June 26, 2008
Thursday
The goal for today is to get the area of a real object via Green's Theorem. My chosen object is a leaf.
The leaf image I used for processing was scaled to half of the above image. As can be seen a length of 1 centimeter in the vertical direction ate the same number of pixels as that in the horizontal direction. So no further rescaling was required. The image was saved with a bit depth of 8 using Paint software. Its histogram was then used to find out which gray level should be the threshold. It was found to be at gray level = 100 or 0.4. When the image had been converted to binary, its colors were afterwards inverted so that the leaf is bright and the background is dark. Then Green's Theorem was applied. (See preceding post for my code for executing the theorem.)

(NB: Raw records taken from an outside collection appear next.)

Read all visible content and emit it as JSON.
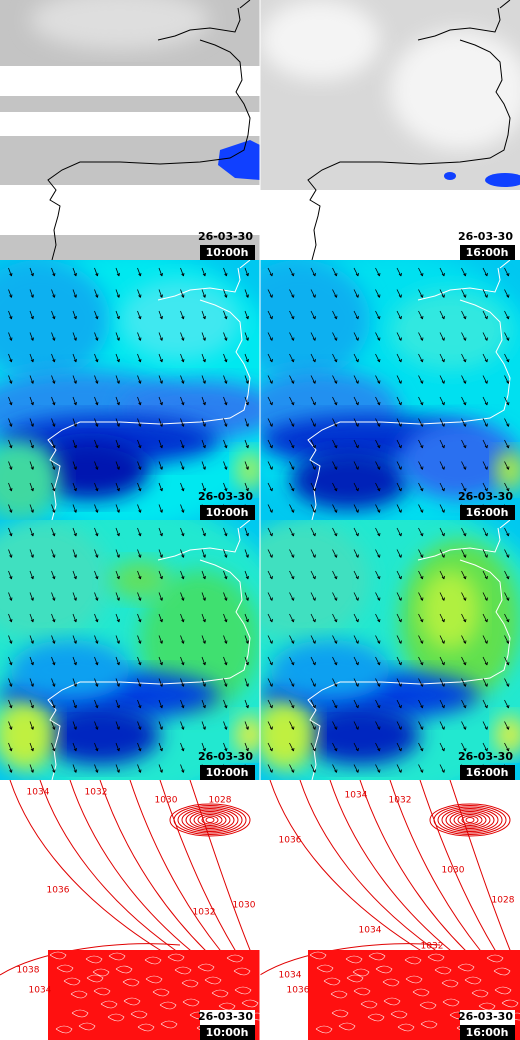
{
  "panels": [
    {
      "date": "26-03-30",
      "time": "10:00h"
    },
    {
      "date": "26-03-30",
      "time": "16:00h"
    },
    {
      "date": "26-03-30",
      "time": "10:00h"
    },
    {
      "date": "26-03-30",
      "time": "16:00h"
    },
    {
      "date": "26-03-30",
      "time": "10:00h"
    },
    {
      "date": "26-03-30",
      "time": "16:00h"
    },
    {
      "date": "26-03-30",
      "time": "10:00h"
    },
    {
      "date": "26-03-30",
      "time": "16:00h"
    }
  ],
  "isobar_labels": [
    [
      "1034",
      "1032",
      "1030",
      "1028",
      "1036",
      "1032",
      "1030",
      "1038",
      "1034"
    ],
    [
      "1034",
      "1032",
      "1036",
      "1030",
      "1028",
      "1034",
      "1032",
      "1034",
      "1036"
    ]
  ]
}
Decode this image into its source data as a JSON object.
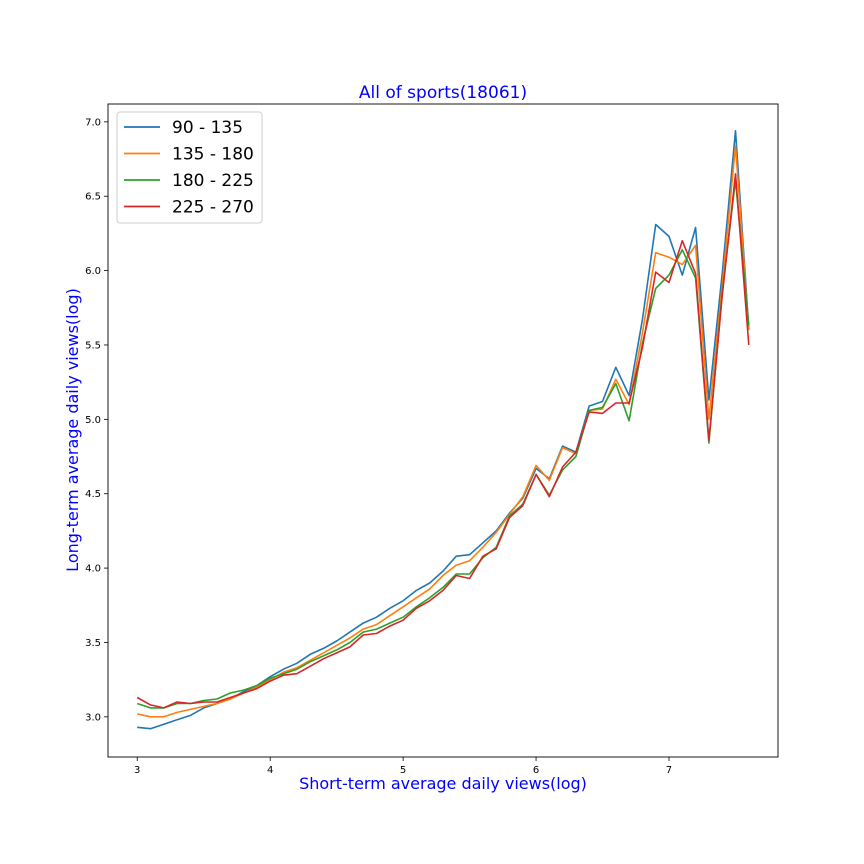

Scilab code for converting the leaf image to binary:
A = imread('leaves2.jpg');
histplot([0:255],A); //to determine the appropriate threshold level
bw = im2bw(A, 0.4); //threshold level= 0.4
imwrite(bw,'bw2.jpg');
Via the pixel counting method, getting sum(sum(bw)), the resulting area was 8491 pixels.
Meanwhile, Green's Theorem yielded an area of 8245 pixels (%difference from the pixel counting result = 2.9%). This is approximately 21 cm squared.
............
I rate myself: 10/10! because I think 21 cm squared is reasonable. The leaf's length was about 10 cm and its width, measured across the middle, was nearly 2 cm.
Credits: Benj and Ed for helping with syntax.